I am not having a baby any time soon but maybe within the next 10 years I have to plan to. I am PETRIFIED of getting ppd or psychosis? Maybe because I’ve been watching a lot of true crime lately (taking a break) with cases from women suffering from ppd and psychosis but I also know my reality of my mental health history.
I have CPTSD, depression, and anxiety. (Grew up with n.parents. Poverty. Neglect. Emotional and psychological abuse. Getting back at the other parent for divorce was my legacy to my parents)
I have been depressed literally my entire life (I’m 26). Idek what happiness truly is and it’s a bit scary. As in I can feel it in a moment of maybe an hour at most if that’s how it works?
I struggle a lot with social anxiety. I’d say social anxiety is my main problem tbh. Depression I’m used to n it doesn’t impact me too much when I’m away from my family. But I ruminate on my past every split second of silence. It’s my brains default. But I had this amazing therapy program for trauma teaching CBT and they taught us that u can change ur brains default way of thinking. Idk what else to think of because all my family talks about is the past n the past impacts everything i do currently. Maybe I just always have to be busy. They told us the only real way to get through trauma is to be distracted which has been true for me but of course CBT makes it easier. N I was my happiest with CBT.
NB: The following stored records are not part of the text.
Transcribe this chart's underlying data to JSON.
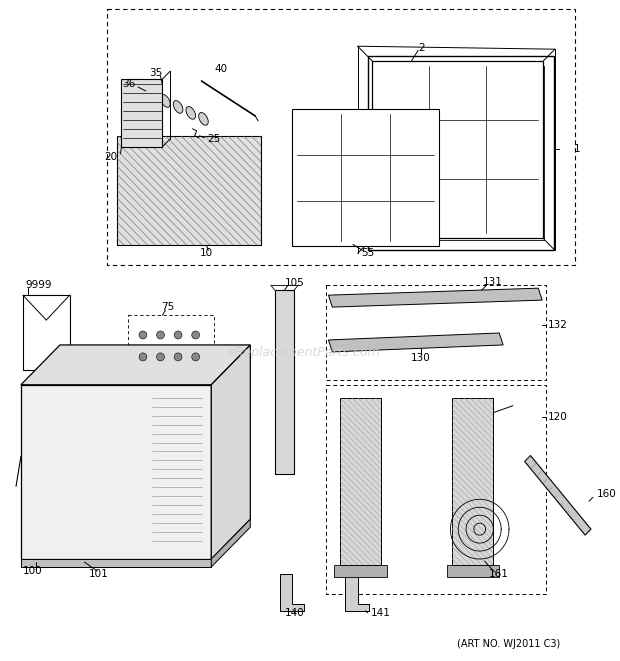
{
  "art_no": "(ART NO. WJ2011 C3)",
  "watermark": "eReplacementParts.com",
  "bg_color": "#ffffff",
  "lc": "black",
  "lw": 0.7
}
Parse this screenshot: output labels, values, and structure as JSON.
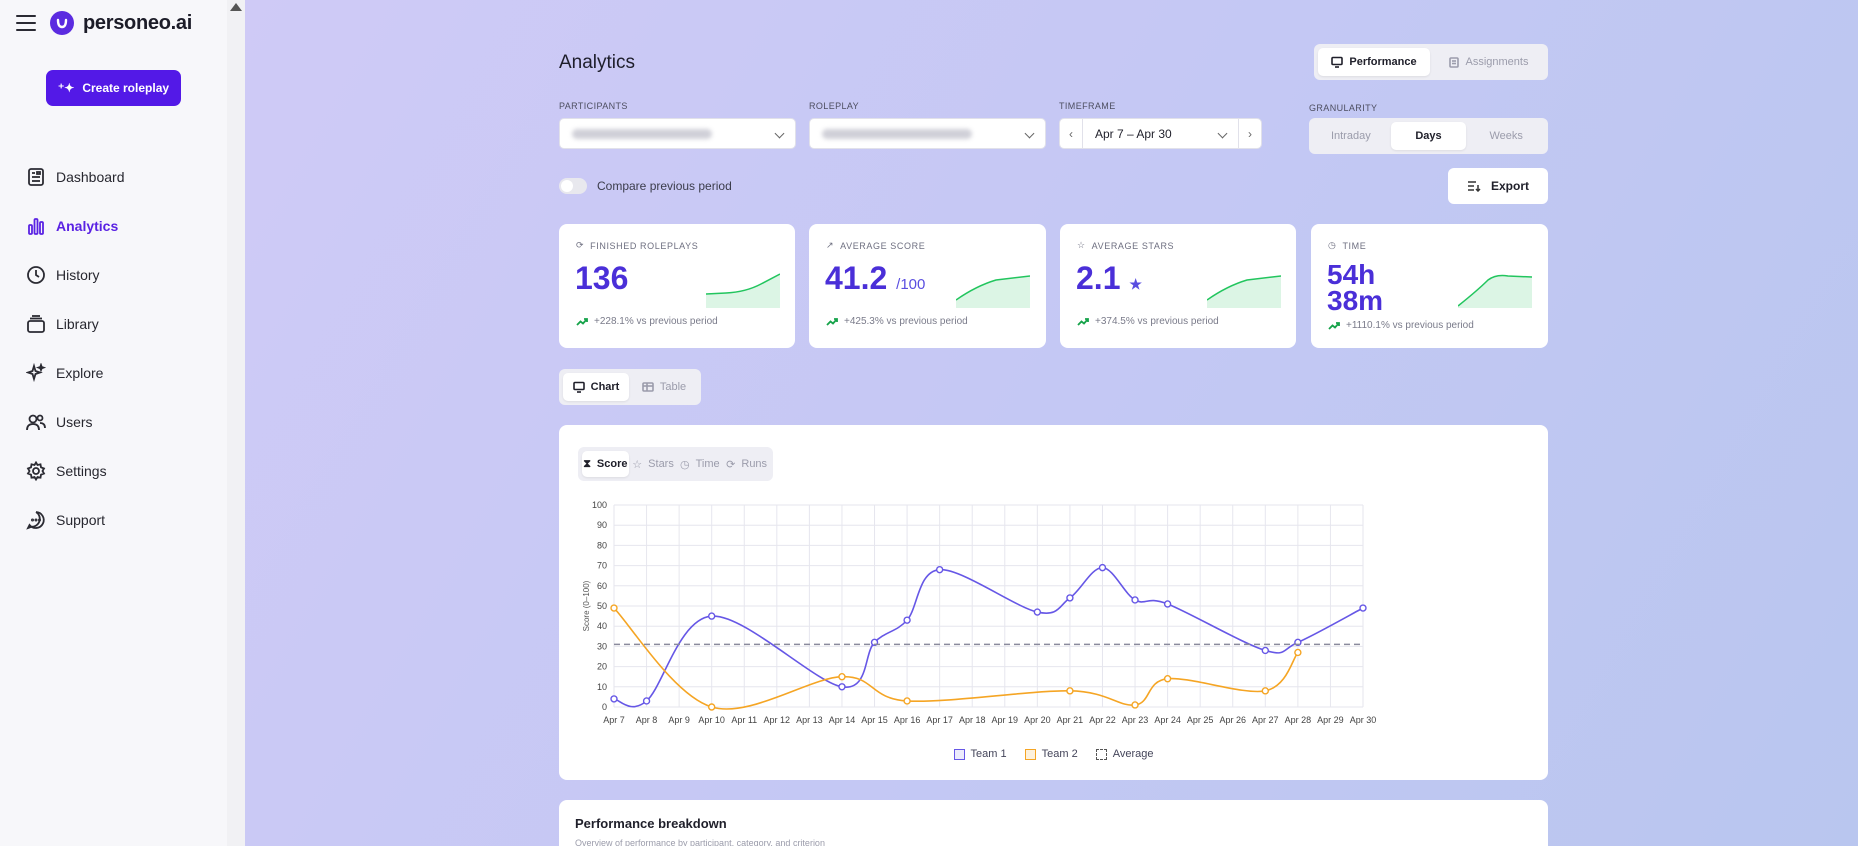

But my biggest fear is kindof dissociating like “I just made a baby” wtf. Like I still subconsciously view myself as a kid in some ways I think. Or is it normal to be shocked u created another human. Idk how to explain it lol. I also worry how I can’t provide a normal family for my baby like I didn’t have either. Although my boyfriend has a great family. So I’m grateful we have that.
I don’t have a support system. All I have is my boyfriend. I wish I did it’s all I want rlly.
I won’t have a baby if I’m not financially ready or mentally but even if I am I really fear ppd. I don’t want to take meds but I 100% will to not risk getting ppd when the time comes.
Please share your stories or thoughts.